NVIDIA Blackwell Leads MLPerf Training v5.1 Benchmarks

NVIDIA's Blackwell architecture has set new performance standards in the MLPerf Training v5.1 benchmarks, achieving the fastest training times across all seven models. The architecture's advancements in chip design, system integration, and software optimizations have enabled unprecedented acceleration in AI model training.

The MLPerf Training v5.1 benchmarks measure the time required to train models to a specified accuracy. NVIDIA's Blackwell and Blackwell Ultra GPUs excelled in every benchmark, demonstrating superior performance at both maximum and varied scales. Notably, NVIDIA was the only platform to submit results across all benchmarks, highlighting the versatility and robustness of the Blackwell architecture.

Key Benchmark Results

Llama 3.1 405B Pretraining: Completed in 10 minutes using 5,120 Blackwell GPUs.
Llama 3.1 8B Pretraining: Finished in 5.2 minutes with 512 Blackwell Ultra GPUs.
Llama 2 70B LoRA Fine-tuning: Achieved in 0.40 minutes with 512 Blackwell Ultra GPUs.
FLUX.1: Trained in 12.5 minutes using 1,152 Blackwell GPUs.

Hardware Innovations

The Blackwell architecture incorporates hardware acceleration for FP4 data formats, including NVIDIA's NVFP4 format. Blackwell GPUs offer twice the peak FP4 throughput per clock compared to FP8, while Blackwell Ultra GPUs triple this performance. This advancement enables faster training times and improved energy efficiency.
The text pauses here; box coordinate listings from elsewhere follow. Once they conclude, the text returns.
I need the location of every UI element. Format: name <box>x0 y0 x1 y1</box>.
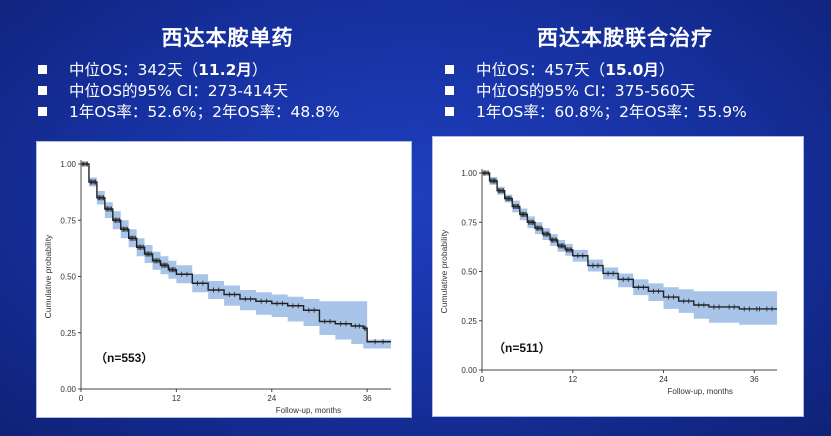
right-km-chart-svg: 0.00 0.25 0.50 0.75 1.00 0 12 24 36 Follow-up, mo… <box>439 169 777 396</box>
y-tick-label: 0.25 <box>461 317 477 326</box>
y-axis-label: Cumulative probability <box>43 234 53 318</box>
x-tick-label: 0 <box>480 375 485 384</box>
x-axis-label: Follow-up, months <box>668 387 733 396</box>
y-tick-label: 0.25 <box>60 329 76 338</box>
y-tick-label: 0.00 <box>461 366 477 375</box>
right-bullet-1: 中位OS：457天（15.0月） <box>445 60 747 81</box>
left-bullet-1: 中位OS：342天（11.2月） <box>38 60 340 81</box>
y-tick-label: 0.75 <box>60 216 76 225</box>
bullet-square-icon <box>38 86 47 95</box>
survival-curve <box>482 172 777 310</box>
left-bullet-3: 1年OS率：52.6%；2年OS率：48.8% <box>38 102 340 123</box>
left-bullet-2: 中位OS的95% CI：273-414天 <box>38 81 340 102</box>
y-tick-label: 0.50 <box>461 268 477 277</box>
bullet-square-icon <box>38 65 47 74</box>
left-bullet-list: 中位OS：342天（11.2月） 中位OS的95% CI：273-414天 1年… <box>38 60 340 123</box>
x-tick-label: 12 <box>568 375 577 384</box>
right-bullet-3: 1年OS率：60.8%；2年OS率：55.9% <box>445 102 747 123</box>
sample-size-label: （n=553） <box>95 350 153 365</box>
y-tick-label: 0.75 <box>461 218 477 227</box>
y-axis-label: Cumulative probability <box>439 229 449 313</box>
x-tick-label: 24 <box>659 375 668 384</box>
right-bullet-list: 中位OS：457天（15.0月） 中位OS的95% CI：375-560天 1年… <box>445 60 747 123</box>
left-km-chart: 0.00 0.25 0.50 0.75 1.00 0 12 24 36 Follow-up, mo… <box>36 141 412 418</box>
left-panel-title: 西达本胺单药 <box>161 26 294 50</box>
x-tick-label: 24 <box>267 394 276 403</box>
y-tick-label: 0.50 <box>60 273 76 282</box>
x-axis-label: Follow-up, months <box>276 406 341 415</box>
left-km-chart-svg: 0.00 0.25 0.50 0.75 1.00 0 12 24 36 Follow-up, mo… <box>43 160 391 415</box>
x-tick-label: 36 <box>363 394 372 403</box>
y-tick-label: 1.00 <box>60 160 76 169</box>
confidence-band <box>81 164 391 349</box>
x-tick-label: 36 <box>750 375 759 384</box>
bullet-square-icon <box>445 86 454 95</box>
x-tick-label: 0 <box>79 394 84 403</box>
y-tick-label: 1.00 <box>461 169 477 178</box>
x-tick-label: 12 <box>172 394 181 403</box>
bullet-square-icon <box>445 107 454 116</box>
bullet-square-icon <box>445 65 454 74</box>
right-panel-title: 西达本胺联合治疗 <box>537 26 713 50</box>
right-km-chart: 0.00 0.25 0.50 0.75 1.00 0 12 24 36 Follow-up, mo… <box>432 136 804 417</box>
bullet-square-icon <box>38 107 47 116</box>
confidence-band <box>482 173 777 325</box>
sample-size-label: （n=511） <box>493 340 551 355</box>
right-bullet-2: 中位OS的95% CI：375-560天 <box>445 81 747 102</box>
y-tick-label: 0.00 <box>60 385 76 394</box>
The Blackwell Ultra GPUs feature several key enhancements:

1.5x Peak NVFP4 Throughput: Updated Tensor Cores increase FP4 throughput per clock by 1.5x compared to standard Blackwell GPUs.
2x Softmax for Attention: An upgraded special function unit (SFU) doubles the throughput for softmax operations.
1.5x Larger HBM3e Capacity: Higher-capacity HBM3e stacks eliminate the need for CPU offloading and reduce model-parallel communication overheads.

Networking and Software Optimizations

NVIDIA utilized the Quantum-X800 networking platform, which includes ConnectX-8 SuperNICs, Quantum-X800 InfiniBand switches, and LinkX cables. This setup enabled the industry's first 800 Gb/s networking submission to MLPerf Training, further accelerating training times.
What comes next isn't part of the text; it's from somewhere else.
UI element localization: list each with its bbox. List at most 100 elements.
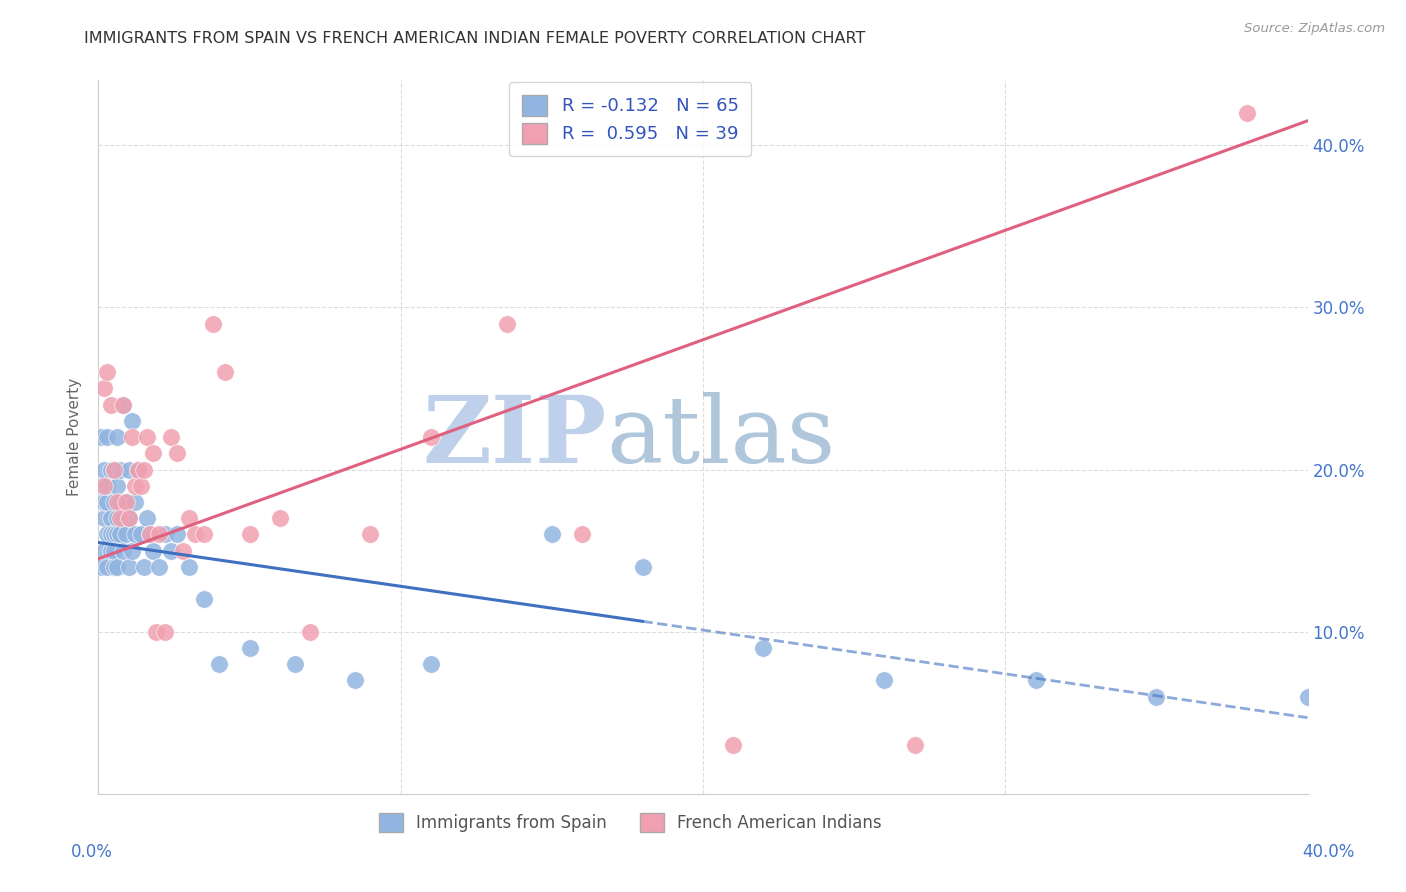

Software optimizations were critical to the benchmark results. For example, FP8 precision was used for the attention BMM inputs in the Llama 3.1 8B pretraining benchmark, resulting in up to 1.3x better performance compared to BF16 precision. Additional optimizations included a fused RoPE kernel in Transformer Engine and the elimination of device-to-device memory copies.

Conclusion

NVIDIA's Blackwell architecture has established itself as the leading platform for AI training, as demonstrated by its dominance in the MLPerf Training v5.1 benchmarks. With innovations in hardware, networking, and software, NVIDIA continues to push the boundaries of AI performance and efficiency.